Il legislatore del 2024, con l’art. 30 L. 203/2024, ha introdotto il comma 7, che riconosce al lavoratore una facoltà imprescrittibile di costituzione della rendita, pur senza diritto di rivalsa.

La prescrizione secondo l’INPS

Secondo l’orientamento dell’INPS, consolidato fino al 2025, il termine di prescrizione per la costituzione della rendita era unico sia per il datore di lavoro sia per il lavoratore, decorrente dal momento della prescrizione contributiva ex art. 3, comma 9, L. 335/1995 (cinque anni dal mancato versamento).

Questa impostazione, tuttavia, riduceva notevolmente le possibilità di azione del lavoratore, il quale spesso non aveva tempestiva conoscenza delle omissioni contributive, venendo di fatto pregiudicato da una decorrenza automatica ed eterodeterminata.

La decisione della Cassazione

Con la pronuncia n. 22802/2025, le Sezioni Unite hanno distinto la posizione del datore di lavoro da quella del lavoratore, affermando il seguente principio di diritto:

  • Datore di lavoro: la prescrizione resta ancorata al decorso del termine quinquennale per i contributi omessi, secondo l’impostazione tradizionale (art. 3, commi 9-10, L. 335/1995).
  • Lavoratore: il termine decennale di prescrizione per la costituzione della rendita vitalizia decorre dal momento in cui egli abbia avuto effettiva conoscenza dell’omissione contributiva e della definitiva impossibilità di regolarizzazione.

In tal modo, il termine di prescrizione a favore del lavoratore non coincide più con quello del datore, potendo collocarsi in un momento successivo e ampliando sensibilmente la tutela previdenziale.

Risarcimento del danno pensionistico

La Corte ha altresì ribadito la possibilità per il lavoratore di agire in sede civile per il risarcimento del danno pensionistico ai sensi dell’art. 2116, comma 2, c.c., con prescrizione decennale decorrente dal momento in cui il danno si manifesta, ordinariamente con il provvedimento di diniego o la liquidazione ridotta della prestazione.

La sentenza della Corte di Cassazione si discosta in maniera significativa dalla prassi amministrativa dell’INPS, riaffermando la necessità di un’interpretazione che tenga conto della peculiare posizione di debolezza informativa del lavoratore rispetto al datore di lavoro.

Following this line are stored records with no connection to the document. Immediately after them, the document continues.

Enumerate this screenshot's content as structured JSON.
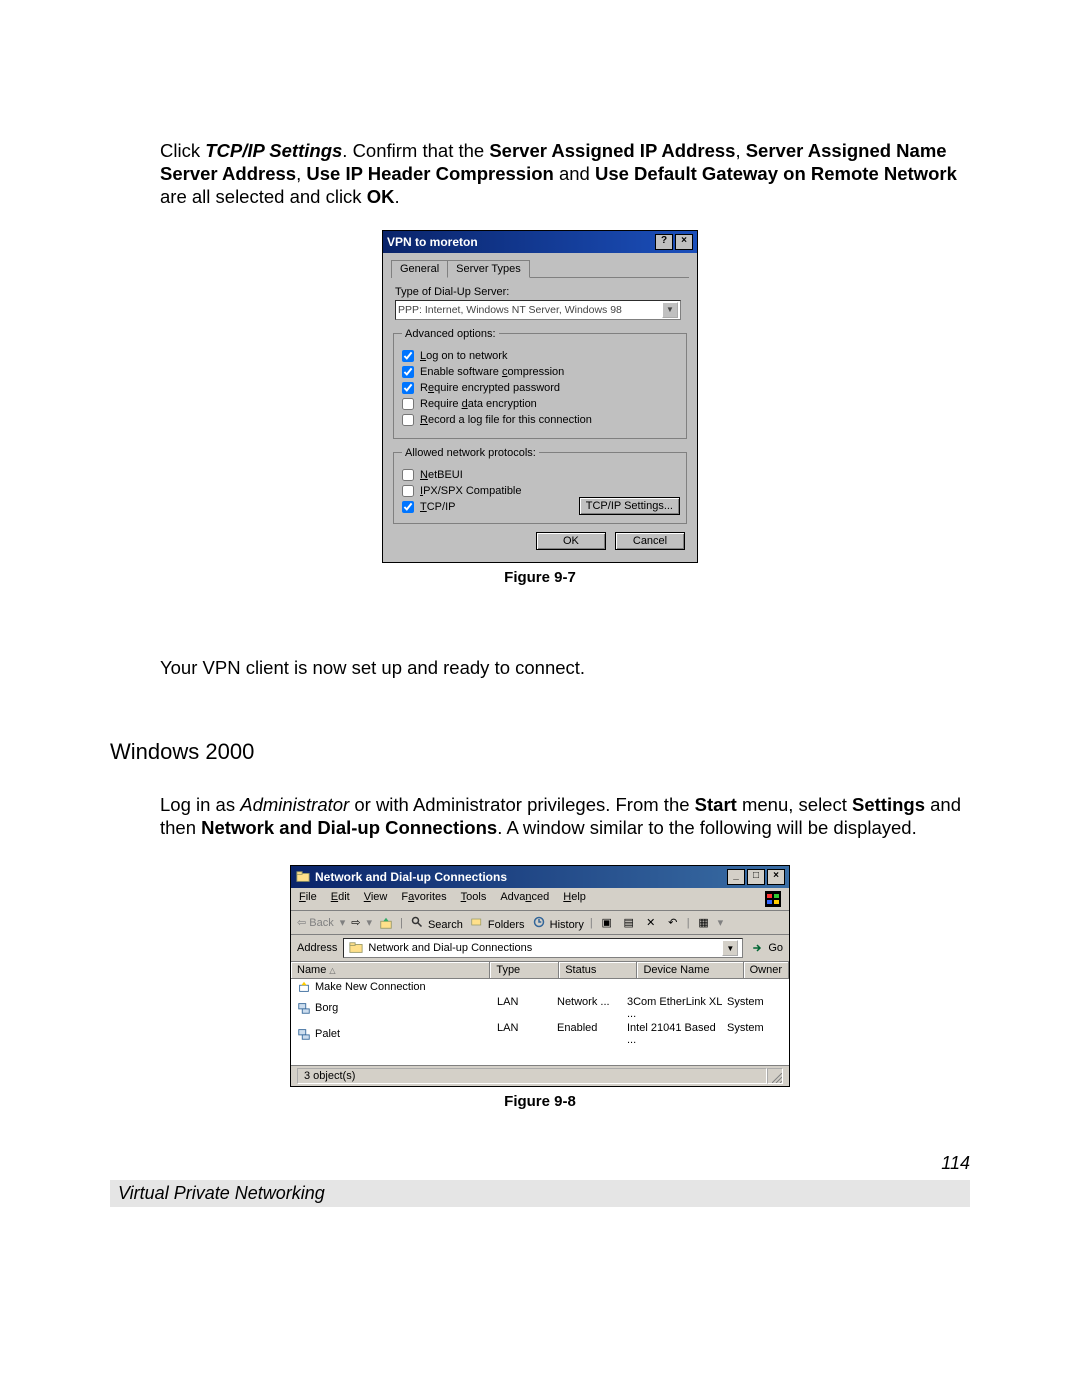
{
  "para1": {
    "p": [
      {
        "t": "Click ",
        "b": false,
        "i": false
      },
      {
        "t": "TCP/IP Settings",
        "b": true,
        "i": true
      },
      {
        "t": ".  Confirm that the ",
        "b": false,
        "i": false
      },
      {
        "t": "Server Assigned IP Address",
        "b": true,
        "i": false
      },
      {
        "t": ", ",
        "b": false,
        "i": false
      },
      {
        "t": "Server Assigned Name Server Address",
        "b": true,
        "i": false
      },
      {
        "t": ", ",
        "b": false,
        "i": false
      },
      {
        "t": "Use IP Header Compression",
        "b": true,
        "i": false
      },
      {
        "t": " and ",
        "b": false,
        "i": false
      },
      {
        "t": "Use Default Gateway on Remote Network",
        "b": true,
        "i": false
      },
      {
        "t": " are all selected and click ",
        "b": false,
        "i": false
      },
      {
        "t": "OK",
        "b": true,
        "i": false
      },
      {
        "t": ".",
        "b": false,
        "i": false
      }
    ]
  },
  "dialog1": {
    "title": "VPN to moreton",
    "tabs": [
      "General",
      "Server Types"
    ],
    "activeTab": 1,
    "serverTypeLabel": "Type of Dial-Up Server:",
    "serverTypeValue": "PPP: Internet, Windows NT Server, Windows 98",
    "advanced": {
      "legend": "Advanced options:",
      "items": [
        {
          "label": "Log on to network",
          "checked": true,
          "u": "L"
        },
        {
          "label": "Enable software compression",
          "checked": true,
          "u": "c"
        },
        {
          "label": "Require encrypted password",
          "checked": true,
          "u": "e"
        },
        {
          "label": "Require data encryption",
          "checked": false,
          "u": "d"
        },
        {
          "label": "Record a log file for this connection",
          "checked": false,
          "u": "R"
        }
      ]
    },
    "protocols": {
      "legend": "Allowed network protocols:",
      "items": [
        {
          "label": "NetBEUI",
          "checked": false,
          "u": "N"
        },
        {
          "label": "IPX/SPX Compatible",
          "checked": false,
          "u": "I"
        },
        {
          "label": "TCP/IP",
          "checked": true,
          "u": "T"
        }
      ],
      "button": "TCP/IP Settings..."
    },
    "ok": "OK",
    "cancel": "Cancel"
  },
  "caption1": "Figure 9-7",
  "midline": "Your VPN client is now set up and ready to connect.",
  "section": "Windows 2000",
  "para2": {
    "p": [
      {
        "t": "Log in as ",
        "b": false,
        "i": false
      },
      {
        "t": "Administrator",
        "b": false,
        "i": true
      },
      {
        "t": " or with Administrator privileges.  From the ",
        "b": false,
        "i": false
      },
      {
        "t": "Start",
        "b": true,
        "i": false
      },
      {
        "t": " menu, select ",
        "b": false,
        "i": false
      },
      {
        "t": "Settings",
        "b": true,
        "i": false
      },
      {
        "t": " and then ",
        "b": false,
        "i": false
      },
      {
        "t": "Network and Dial-up Connections",
        "b": true,
        "i": false
      },
      {
        "t": ".  A window similar to the following will be displayed.",
        "b": false,
        "i": false
      }
    ]
  },
  "explorer": {
    "title": "Network and Dial-up Connections",
    "menus": [
      "File",
      "Edit",
      "View",
      "Favorites",
      "Tools",
      "Advanced",
      "Help"
    ],
    "back": "Back",
    "search": "Search",
    "folders": "Folders",
    "history": "History",
    "addressLabel": "Address",
    "addressValue": "Network and Dial-up Connections",
    "go": "Go",
    "columns": [
      "Name",
      "Type",
      "Status",
      "Device Name",
      "Owner"
    ],
    "rows": [
      {
        "name": "Make New Connection",
        "type": "",
        "status": "",
        "device": "",
        "owner": ""
      },
      {
        "name": "Borg",
        "type": "LAN",
        "status": "Network ...",
        "device": "3Com EtherLink XL ...",
        "owner": "System"
      },
      {
        "name": "Palet",
        "type": "LAN",
        "status": "Enabled",
        "device": "Intel 21041 Based ...",
        "owner": "System"
      }
    ],
    "status": "3 object(s)"
  },
  "caption2": "Figure 9-8",
  "pageNumber": "114",
  "footer": "Virtual Private Networking"
}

In definitiva, la Corte di Cassazione restituisce centralità al principio di effettività della tutela previdenziale, superando un’interpretazione formalistica e garantendo che il lavoratore non sia irragionevolmente penalizzato da omissioni contributive non conoscibili nei termini rigidi della prescrizione amministrativa.